I am aware that we are incredibly fortunate in the UK. At least one round of IVF is offered for free on the NHS to most couples. The fact that this service is available is amazing. But the truth is, medical intervention of this kind is unlikely to be considered a primary life choice by anyone who decides to embark upon it. No couple that I can think of had put infertility treatment on their bucket list of ‘Things To Do Before Turning 50’! And herein lies the real strain, the real crux of it all: for those considering infertility treatment, if we could conceive without help, my goodness we’d choose the ‘traditional’ route every single time!
And so behind the squaring of shoulders and matter-of-fact approach to medical intervention that is required, the truth is that the desire to be anywhere but here is why this is so very much harder.
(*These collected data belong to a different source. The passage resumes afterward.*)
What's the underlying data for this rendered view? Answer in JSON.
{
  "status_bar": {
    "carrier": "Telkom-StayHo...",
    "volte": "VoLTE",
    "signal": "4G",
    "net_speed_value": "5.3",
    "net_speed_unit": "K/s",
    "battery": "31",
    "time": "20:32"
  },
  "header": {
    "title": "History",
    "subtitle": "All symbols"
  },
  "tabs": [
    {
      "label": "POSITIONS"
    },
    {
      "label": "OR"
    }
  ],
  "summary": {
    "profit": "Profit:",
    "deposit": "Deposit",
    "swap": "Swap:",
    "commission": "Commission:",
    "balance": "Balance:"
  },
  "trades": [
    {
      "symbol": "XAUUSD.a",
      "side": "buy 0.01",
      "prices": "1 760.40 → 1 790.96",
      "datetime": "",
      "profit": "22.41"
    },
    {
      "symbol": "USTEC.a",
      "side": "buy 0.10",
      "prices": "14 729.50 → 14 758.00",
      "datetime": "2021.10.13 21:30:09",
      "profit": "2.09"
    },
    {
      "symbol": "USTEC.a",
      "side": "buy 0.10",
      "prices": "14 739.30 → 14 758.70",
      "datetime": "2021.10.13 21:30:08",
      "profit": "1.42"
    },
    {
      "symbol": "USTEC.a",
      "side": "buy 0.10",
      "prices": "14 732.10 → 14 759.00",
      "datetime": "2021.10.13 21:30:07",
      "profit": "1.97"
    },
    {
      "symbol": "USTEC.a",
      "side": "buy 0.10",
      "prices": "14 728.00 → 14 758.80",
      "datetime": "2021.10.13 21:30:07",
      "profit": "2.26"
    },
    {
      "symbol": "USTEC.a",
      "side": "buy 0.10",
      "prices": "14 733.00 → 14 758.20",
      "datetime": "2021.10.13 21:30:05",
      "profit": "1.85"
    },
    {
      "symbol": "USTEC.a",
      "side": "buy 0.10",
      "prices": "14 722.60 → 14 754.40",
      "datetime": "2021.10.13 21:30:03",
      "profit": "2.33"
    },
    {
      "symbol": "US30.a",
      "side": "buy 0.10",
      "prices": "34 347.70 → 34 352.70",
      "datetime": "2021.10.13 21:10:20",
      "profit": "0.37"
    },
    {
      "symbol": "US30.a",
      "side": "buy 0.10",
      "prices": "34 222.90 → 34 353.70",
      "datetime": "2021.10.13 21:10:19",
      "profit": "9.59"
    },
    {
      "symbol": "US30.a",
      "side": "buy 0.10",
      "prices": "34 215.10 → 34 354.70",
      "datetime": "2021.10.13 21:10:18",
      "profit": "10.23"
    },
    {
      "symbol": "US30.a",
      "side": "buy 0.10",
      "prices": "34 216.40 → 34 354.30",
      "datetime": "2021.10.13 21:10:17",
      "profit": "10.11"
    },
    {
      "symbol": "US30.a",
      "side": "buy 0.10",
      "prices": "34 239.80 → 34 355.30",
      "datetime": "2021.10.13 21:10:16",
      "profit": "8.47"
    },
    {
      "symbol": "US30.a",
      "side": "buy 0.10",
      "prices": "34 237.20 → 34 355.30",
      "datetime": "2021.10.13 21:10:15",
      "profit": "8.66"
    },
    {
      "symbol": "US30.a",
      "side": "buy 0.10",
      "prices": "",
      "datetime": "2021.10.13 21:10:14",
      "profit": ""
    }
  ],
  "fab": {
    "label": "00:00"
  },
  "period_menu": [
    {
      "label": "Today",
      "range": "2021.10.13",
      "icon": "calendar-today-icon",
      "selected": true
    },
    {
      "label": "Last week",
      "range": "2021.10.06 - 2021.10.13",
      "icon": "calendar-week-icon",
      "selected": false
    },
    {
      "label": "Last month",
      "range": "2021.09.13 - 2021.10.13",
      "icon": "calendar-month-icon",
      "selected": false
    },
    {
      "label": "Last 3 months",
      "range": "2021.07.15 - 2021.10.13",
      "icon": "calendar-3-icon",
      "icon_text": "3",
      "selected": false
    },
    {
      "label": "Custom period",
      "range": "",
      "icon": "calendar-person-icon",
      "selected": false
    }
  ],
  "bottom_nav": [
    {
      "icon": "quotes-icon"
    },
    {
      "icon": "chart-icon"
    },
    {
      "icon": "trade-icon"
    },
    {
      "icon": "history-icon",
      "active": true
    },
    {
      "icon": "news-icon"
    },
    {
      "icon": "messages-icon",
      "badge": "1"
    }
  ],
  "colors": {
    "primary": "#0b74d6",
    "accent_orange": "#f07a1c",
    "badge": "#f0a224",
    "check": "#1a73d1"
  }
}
Reluctantly, couples face a decision they never wanted to make, entering a process that few friends and family really understand and which is hampered with challenges and low success rates. Thank God for every beautiful baby born via this incredible treatment. But I find myself thinking today, please God, hold every couple steady as they go forth into the confusing, daunting, unknown and lonely world of infertility treatment. It’s not normal, no matter how ‘normal’ we try to make it – or how normal it can become as the process starts to feel more familiar (as we found).
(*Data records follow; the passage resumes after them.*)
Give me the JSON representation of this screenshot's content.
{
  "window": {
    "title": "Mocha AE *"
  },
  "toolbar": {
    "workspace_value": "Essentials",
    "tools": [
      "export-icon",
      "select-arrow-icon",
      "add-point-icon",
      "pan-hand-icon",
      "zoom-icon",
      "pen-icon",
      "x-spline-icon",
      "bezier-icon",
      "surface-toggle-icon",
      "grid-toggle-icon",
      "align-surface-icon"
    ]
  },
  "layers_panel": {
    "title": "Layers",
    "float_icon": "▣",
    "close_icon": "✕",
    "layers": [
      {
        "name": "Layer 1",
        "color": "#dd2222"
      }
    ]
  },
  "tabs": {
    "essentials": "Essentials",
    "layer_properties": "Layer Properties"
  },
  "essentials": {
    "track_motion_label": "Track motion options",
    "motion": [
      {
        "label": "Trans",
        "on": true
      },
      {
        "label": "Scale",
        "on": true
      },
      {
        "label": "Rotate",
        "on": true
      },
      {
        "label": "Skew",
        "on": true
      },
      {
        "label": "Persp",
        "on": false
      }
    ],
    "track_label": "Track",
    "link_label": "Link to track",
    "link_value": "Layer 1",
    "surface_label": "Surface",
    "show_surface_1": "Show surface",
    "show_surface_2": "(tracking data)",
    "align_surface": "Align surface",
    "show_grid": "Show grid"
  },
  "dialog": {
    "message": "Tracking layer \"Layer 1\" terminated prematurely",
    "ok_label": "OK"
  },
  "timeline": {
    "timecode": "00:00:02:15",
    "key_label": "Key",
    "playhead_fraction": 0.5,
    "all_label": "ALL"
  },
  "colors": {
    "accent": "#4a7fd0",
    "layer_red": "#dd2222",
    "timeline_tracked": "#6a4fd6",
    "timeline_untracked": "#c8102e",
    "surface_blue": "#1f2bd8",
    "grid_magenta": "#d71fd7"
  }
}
It is impossible to understand the world of infertility treatment without going through it oneself, and it’s far too complex and individual a medical process to try to explain to ‘outsiders’, so for that reason I understand that often general assumptions are based on the success stories. Moreover, it’s unlikely that couples will be quick to share the pain of failure. Speaking from personal experience – as I have done throughout this blog – it is totally and utterly devastating. But for that very reason it’s not ok for us to make general assumptions about the challenges and outcomes – or lack of – that couples might experience along the way. We are unlikely to ever understand what it’s really like to go through something unless we live it ourselves. Therefore, let’s see people as they deserve: with compassion, with love, giving a listening ear and a tender heart to the bravery they’ve shown and the hopes they carry in their hearts. IVF can and does work, but my experience is that for most couples it can be a path littered with disappointment, anxiety and agonising curveballs, and we need to acknowledge these as we journey with them as best we can. Absolutely, we must hold onto the stories of victory and success, but we must also consider (without judging) the cost and sacrifice made by those willing to risk their hearts, their bodies and their futures for the hope of holding babies of their own.